Written by Jeff Pope, long-time collaborator with star Steve Coogan (they were both nominated for an Oscar for their screenplay for Philomena), Stan & Ollie is the kind of film that almost worships its premise and subject a little too much, refusing almost point-blank to really dig into the nuts-and-bolts of the pair’s failings and foibles, content instead to dwell on nostalgic reminiscence of their heyday, which was quite the heyday if you don’t mind. Regaling us with glimpses of their material, a soft-focused reenactment by Reilly and Coogan of some terrific comic timing and “bits”, Stan & Ollie wants not for quality production value and wallows in a reverence for the two performers to a degree it’s hard to suggest isn’t an intimate affair, even if the screenplay struggles to imbue the film with a real catalyst for conflict or angst; aside from the two bickering wives, the relationship between Laurel and Hardy rarely deviates from mild disdain or at worst briefly disgruntled, but at no point do the pair really ever conflict in a manner that might make an interesting story.
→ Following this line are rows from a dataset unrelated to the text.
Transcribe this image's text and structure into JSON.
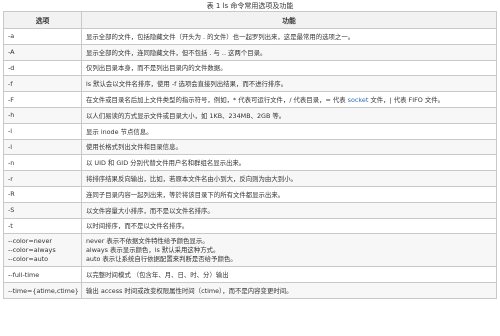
{
  "caption": "表 1 ls 命令常用选项及功能",
  "headers": {
    "option": "选项",
    "function": "功能"
  },
  "rows": [
    {
      "option": "-a",
      "desc": "显示全部的文件，包括隐藏文件（开头为 . 的文件）也一起罗列出来，这是最常用的选项之一。"
    },
    {
      "option": "-A",
      "desc": "显示全部的文件，连同隐藏文件，但不包括 . 与 .. 这两个目录。"
    },
    {
      "option": "-d",
      "desc": "仅列出目录本身，而不是列出目录内的文件数据。"
    },
    {
      "option": "-f",
      "desc": "ls 默认会以文件名排序，使用 -f 选项会直接列出结果，而不进行排序。"
    },
    {
      "option": "-F",
      "desc_pre": "在文件或目录名后加上文件类型的指示符号，例如，* 代表可运行文件，/ 代表目录，= 代表 ",
      "desc_hl": "socket",
      "desc_post": " 文件，| 代表 FIFO 文件。"
    },
    {
      "option": "-h",
      "desc": "以人们易读的方式显示文件或目录大小，如 1KB、234MB、2GB 等。"
    },
    {
      "option": "-i",
      "desc": "显示 inode 节点信息。"
    },
    {
      "option": "-l",
      "desc": "使用长格式列出文件和目录信息。"
    },
    {
      "option": "-n",
      "desc": "以 UID 和 GID 分别代替文件用户名和群组名显示出来。"
    },
    {
      "option": "-r",
      "desc": "将排序结果反向输出，比如，若原本文件名由小到大，反向则为由大到小。"
    },
    {
      "option": "-R",
      "desc": "连同子目录内容一起列出来，等於将该目录下的所有文件都显示出来。"
    },
    {
      "option": "-S",
      "desc": "以文件容量大小排序，而不是以文件名排序。"
    },
    {
      "option": "-t",
      "desc": "以时间排序，而不是以文件名排序。"
    }
  ],
  "color_row": {
    "options": [
      "--color=never",
      "--color=always",
      "--color=auto"
    ],
    "descs": [
      "never 表示不依据文件特性给予颜色显示。",
      "always 表示显示颜色，ls 默认采用这种方式。",
      "auto 表示让系统自行依据配置来判断是否给予颜色。"
    ]
  },
  "tail_rows": [
    {
      "option": "--full-time",
      "desc": "以完整时间模式 （包含年、月、日、时、分）输出"
    },
    {
      "option": "--time={atime,ctime}",
      "desc": "输出 access 时间或改变权限属性时间（ctime），而不是内容变更时间。"
    }
  ]
}
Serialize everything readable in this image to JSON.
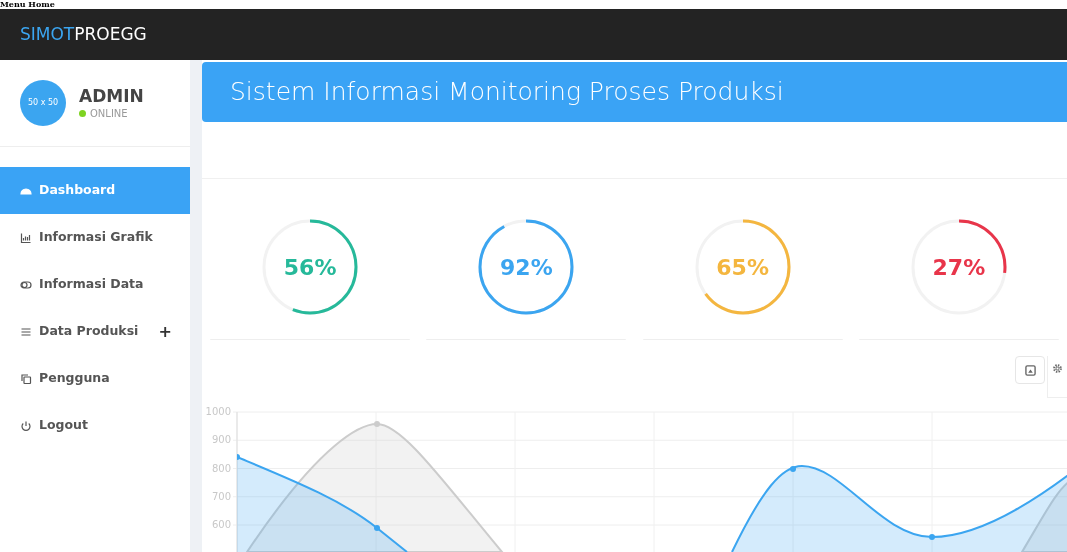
{
  "page_heading": "Menu Home",
  "brand": {
    "part_1": "SIMOT",
    "part_2": "PROEGG"
  },
  "user": {
    "avatar_text": "50 x 50",
    "name": "ADMIN",
    "status": "ONLINE",
    "online": true
  },
  "sidebar": {
    "items": [
      {
        "label": "Dashboard",
        "kind": "dashboard",
        "selected": true
      },
      {
        "label": "Informasi Grafik",
        "kind": "chart",
        "selected": false
      },
      {
        "label": "Informasi Data",
        "kind": "toggle",
        "selected": false
      },
      {
        "label": "Data Produksi",
        "kind": "bars",
        "selected": false,
        "expand_sign": "+"
      },
      {
        "label": "Pengguna",
        "kind": "copy",
        "selected": false
      },
      {
        "label": "Logout",
        "kind": "power",
        "selected": false
      }
    ]
  },
  "banner": {
    "title": "Sistem Informasi Monitoring Proses Produksi"
  },
  "gauges": [
    {
      "reading": "56%",
      "color": "#26b99a"
    },
    {
      "reading": "92%",
      "color": "#3ba5f0"
    },
    {
      "reading": "65%",
      "color": "#f4b63f"
    },
    {
      "reading": "27%",
      "color": "#e8354a"
    }
  ],
  "chart": {
    "y_axis_labels": [
      "1000",
      "900",
      "800",
      "700",
      "600"
    ]
  }
}
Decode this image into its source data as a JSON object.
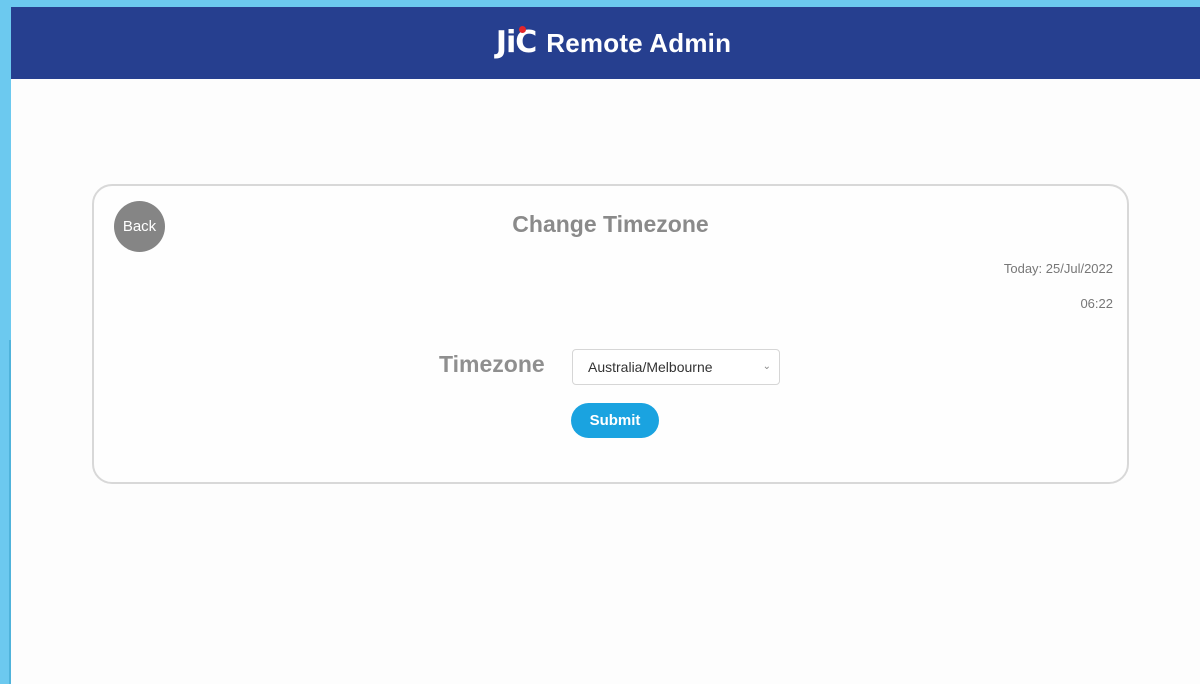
{
  "header": {
    "logo_text": "JiC",
    "title": "Remote Admin"
  },
  "card": {
    "back_label": "Back",
    "title": "Change Timezone",
    "today": "Today: 25/Jul/2022",
    "time": "06:22",
    "timezone_label": "Timezone",
    "timezone_value": "Australia/Melbourne",
    "submit_label": "Submit"
  },
  "colors": {
    "header_bg": "#263f8f",
    "submit_bg": "#1aa3e0",
    "back_bg": "#858585",
    "logo_dot": "#e4262b"
  },
  "icons": {
    "select_chevron": "chevron-down-icon"
  }
}
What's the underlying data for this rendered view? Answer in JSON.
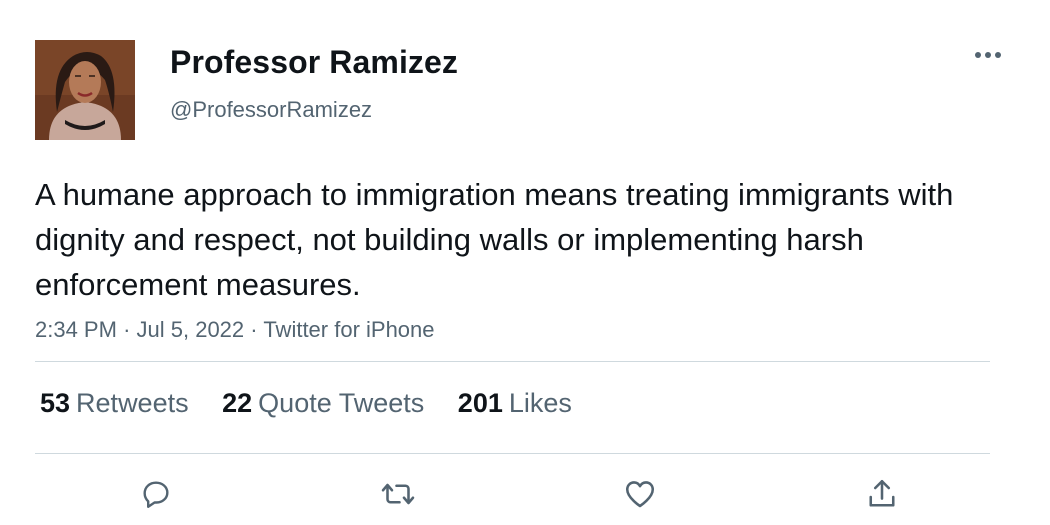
{
  "author": {
    "display_name": "Professor Ramizez",
    "handle": "@ProfessorRamizez"
  },
  "tweet": {
    "text": "A humane approach to immigration means treating immigrants with dignity and respect, not building walls or implementing harsh enforcement measures.",
    "time": "2:34 PM",
    "date": "Jul 5, 2022",
    "source": "Twitter for iPhone"
  },
  "stats": {
    "retweets": {
      "count": "53",
      "label": "Retweets"
    },
    "quote_tweets": {
      "count": "22",
      "label": "Quote Tweets"
    },
    "likes": {
      "count": "201",
      "label": "Likes"
    }
  },
  "icons": {
    "more": "more-horizontal-icon",
    "reply": "reply-icon",
    "retweet": "retweet-icon",
    "like": "heart-icon",
    "share": "share-icon"
  },
  "colors": {
    "text_primary": "#0f1419",
    "text_secondary": "#536471",
    "divider": "#cfd9de"
  }
}
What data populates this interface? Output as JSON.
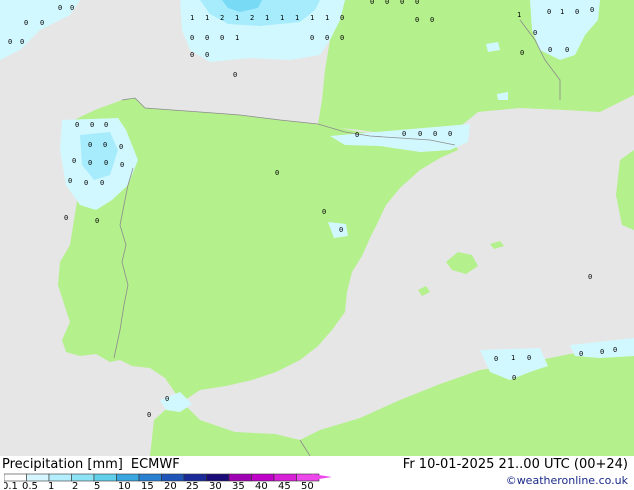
{
  "footer": {
    "title": "Precipitation [mm]",
    "model": "ECMWF",
    "datetime": "Fr 10-01-2025 21..00 UTC (00+24)",
    "credit": "©weatheronline.co.uk"
  },
  "legend": {
    "labels": [
      "0.1",
      "0.5",
      "1",
      "2",
      "5",
      "10",
      "15",
      "20",
      "25",
      "30",
      "35",
      "40",
      "45",
      "50"
    ],
    "colors": [
      "#ffffff",
      "#d6f6ff",
      "#b4eefc",
      "#8ee2f5",
      "#62cfea",
      "#3aa6e0",
      "#2a80d0",
      "#1f55b8",
      "#1a2a98",
      "#1a0c78",
      "#a000b4",
      "#c000c8",
      "#d820d8",
      "#ec48ec"
    ]
  },
  "colors": {
    "sea": "#e6e6e6",
    "land": "#b4f08c",
    "precip_light": "#d2f8ff",
    "precip_medium": "#a6ecfc",
    "precip_heavy": "#78daf4",
    "border": "#8c8c8c"
  },
  "map_values": [
    {
      "id": "v1",
      "value": "0"
    },
    {
      "id": "v2",
      "value": "0"
    },
    {
      "id": "v3",
      "value": "0"
    },
    {
      "id": "v4",
      "value": "0"
    },
    {
      "id": "v5",
      "value": "0"
    },
    {
      "id": "v6",
      "value": "0"
    },
    {
      "id": "v7",
      "value": "1"
    },
    {
      "id": "v8",
      "value": "1"
    },
    {
      "id": "v9",
      "value": "2"
    },
    {
      "id": "v10",
      "value": "1"
    },
    {
      "id": "v11",
      "value": "2"
    },
    {
      "id": "v12",
      "value": "1"
    },
    {
      "id": "v13",
      "value": "1"
    },
    {
      "id": "v14",
      "value": "1"
    },
    {
      "id": "v15",
      "value": "1"
    },
    {
      "id": "v16",
      "value": "1"
    },
    {
      "id": "v17",
      "value": "0"
    },
    {
      "id": "v18",
      "value": "0"
    },
    {
      "id": "v19",
      "value": "0"
    },
    {
      "id": "v20",
      "value": "0"
    },
    {
      "id": "v21",
      "value": "1"
    },
    {
      "id": "v22",
      "value": "0"
    },
    {
      "id": "v23",
      "value": "0"
    },
    {
      "id": "v24",
      "value": "0"
    },
    {
      "id": "v25",
      "value": "0"
    },
    {
      "id": "v26",
      "value": "0"
    },
    {
      "id": "v27",
      "value": "0"
    },
    {
      "id": "v28",
      "value": "0"
    },
    {
      "id": "v29",
      "value": "0"
    },
    {
      "id": "v30",
      "value": "0"
    },
    {
      "id": "v31",
      "value": "0"
    },
    {
      "id": "v32",
      "value": "0"
    },
    {
      "id": "v33",
      "value": "0"
    },
    {
      "id": "v34",
      "value": "1"
    },
    {
      "id": "v35",
      "value": "0"
    },
    {
      "id": "v36",
      "value": "0"
    },
    {
      "id": "v37",
      "value": "1"
    },
    {
      "id": "v38",
      "value": "0"
    },
    {
      "id": "v39",
      "value": "0"
    },
    {
      "id": "v40",
      "value": "0"
    },
    {
      "id": "v41",
      "value": "0"
    },
    {
      "id": "v42",
      "value": "0"
    },
    {
      "id": "v43",
      "value": "0"
    },
    {
      "id": "v44",
      "value": "0"
    },
    {
      "id": "v45",
      "value": "0"
    },
    {
      "id": "v46",
      "value": "0"
    },
    {
      "id": "v47",
      "value": "0"
    },
    {
      "id": "v48",
      "value": "0"
    },
    {
      "id": "v49",
      "value": "0"
    },
    {
      "id": "v50",
      "value": "0"
    },
    {
      "id": "v51",
      "value": "0"
    },
    {
      "id": "v52",
      "value": "0"
    },
    {
      "id": "v53",
      "value": "0"
    },
    {
      "id": "v54",
      "value": "0"
    },
    {
      "id": "v55",
      "value": "0"
    },
    {
      "id": "v56",
      "value": "0"
    },
    {
      "id": "v57",
      "value": "0"
    },
    {
      "id": "v58",
      "value": "0"
    },
    {
      "id": "v59",
      "value": "0"
    },
    {
      "id": "v60",
      "value": "0"
    },
    {
      "id": "v61",
      "value": "0"
    },
    {
      "id": "v62",
      "value": "0"
    },
    {
      "id": "v63",
      "value": "0"
    },
    {
      "id": "v64",
      "value": "0"
    },
    {
      "id": "v65",
      "value": "0"
    },
    {
      "id": "v66",
      "value": "0"
    },
    {
      "id": "v67",
      "value": "0"
    },
    {
      "id": "v68",
      "value": "0"
    },
    {
      "id": "v69",
      "value": "0"
    },
    {
      "id": "v70",
      "value": "1"
    },
    {
      "id": "v71",
      "value": "0"
    },
    {
      "id": "v72",
      "value": "0"
    },
    {
      "id": "v73",
      "value": "0"
    },
    {
      "id": "v74",
      "value": "0"
    },
    {
      "id": "v75",
      "value": "0"
    }
  ]
}
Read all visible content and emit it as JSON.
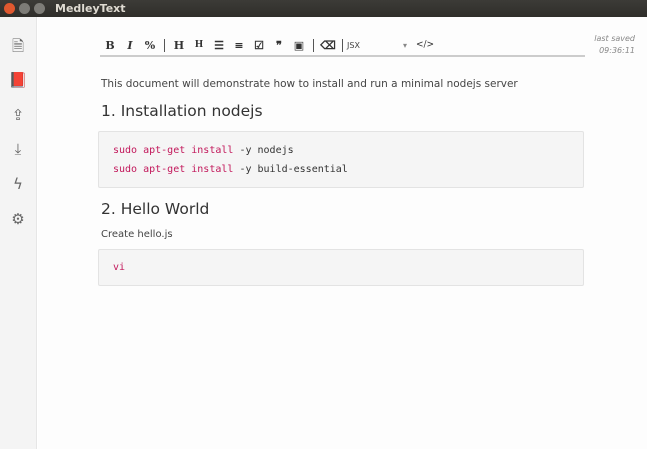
{
  "window": {
    "title": "MedleyText"
  },
  "sidebar": {
    "items": [
      {
        "icon": "document-icon"
      },
      {
        "icon": "book-icon"
      },
      {
        "icon": "upload-icon"
      },
      {
        "icon": "download-icon"
      },
      {
        "icon": "lightning-icon"
      },
      {
        "icon": "gear-icon"
      }
    ]
  },
  "toolbar": {
    "bold": "B",
    "italic": "I",
    "link": "%",
    "h1": "H",
    "h2": "H",
    "ul": "☰",
    "ol": "≡",
    "check": "☑",
    "quote": "❞",
    "image": "▣",
    "eraser": "⌫",
    "language": "JSX",
    "caret": "▾",
    "code": "</>"
  },
  "status": {
    "label": "last saved",
    "time": "09:36:11"
  },
  "doc": {
    "intro": "This document will demonstrate how to install and run a minimal nodejs server",
    "h1": "1. Installation nodejs",
    "code1": [
      {
        "k": "sudo apt-get install",
        "r": " -y nodejs"
      },
      {
        "k": "sudo apt-get install",
        "r": " -y build-essential"
      }
    ],
    "h2": "2. Hello World",
    "p2": "Create hello.js",
    "code2": [
      {
        "k": "vi",
        "r": ""
      }
    ]
  }
}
And when they do, it’s too easily brushed aside. Don’t get me wrong, the film is wonderfully done, and I did thoroughly enjoy it, but at the end I did start to wonder what the point was. Who were these legendary people of cinematic history, really? I knew as much about both at the end as I did at the beginning, and this – at least for me – is a fatal flaw in the film’s overall execution. It all looked nice, but the film didn’t really teach me anything.

In spite of a lack of honest conflict, the performances and direction in all corners is excellent. Coogan is terrific as Stan Laurel, a man whose drive to establish he and Hardy as film producers in their own right (apparently you only “made it” in old Hollywood if you could afford to start your own production company, as both Chaplin, Keaton and Lloyd all did) forms the basis for the threadbare conflict late in the film, whilst John C Reilly is magnificent as the overweight co-star, Oliver Hardy. Reilly is buried beneath some sublime makeup, making him look… er… more portly than usual, but even so he manages to provide a performance that truly is the highlight of the movie: he inhabits the role so completely you actually forget it’s him underneath the prosthetic, and achieving that takes talent. Shirley Henderson (Moaning Myrtle in the Harry Potter films) and Nina Arianda (Midnight In Paris, Florence Foster Jenkins) are wonderful sparring partners as both Laurel and Hardy’s wives respectively, and Rufus Jones rounds out the small ensemble as the duo’s British booking agent, Bernard Delfont, who may or may not have their best interests at heart. Character driven, the film hinges on performance and as such, succeeds wildly, for nobody puts a foot wrong despite the bucolic nature of the pacing and reproduction of period-era English settings.

Similarly to Richard Attenborough’s biopic about Charlie Chaplin, Baird’s Stan & Ollie contains all the ticked boxes for a magnificent opus: if only it knew what do do with them all. Quality cast, superb production design, magnificent technical aspects (the score by Laurie Rose is restrained but effective) and a director who obviously regards the men with great affection, he so obviously wants to avoid casting aspersions, Stan & Ollie is a high quality production that, while eternally optimistic with regards to the power of creative drive and friendship, feels too lightweight with regards to the men’s relationship. It’s a softly-softly approach to historical fact, blurring the line between the harsh reality of post-war Hollywood and the breakup of the studio system, and the genteel sense of nostalgia the script wants to engage with. I can appreciate the film will draw plenty of praise in many quarters for what it does deliver, but I found it devoid of heft when it mattered, despite my affection for the subject.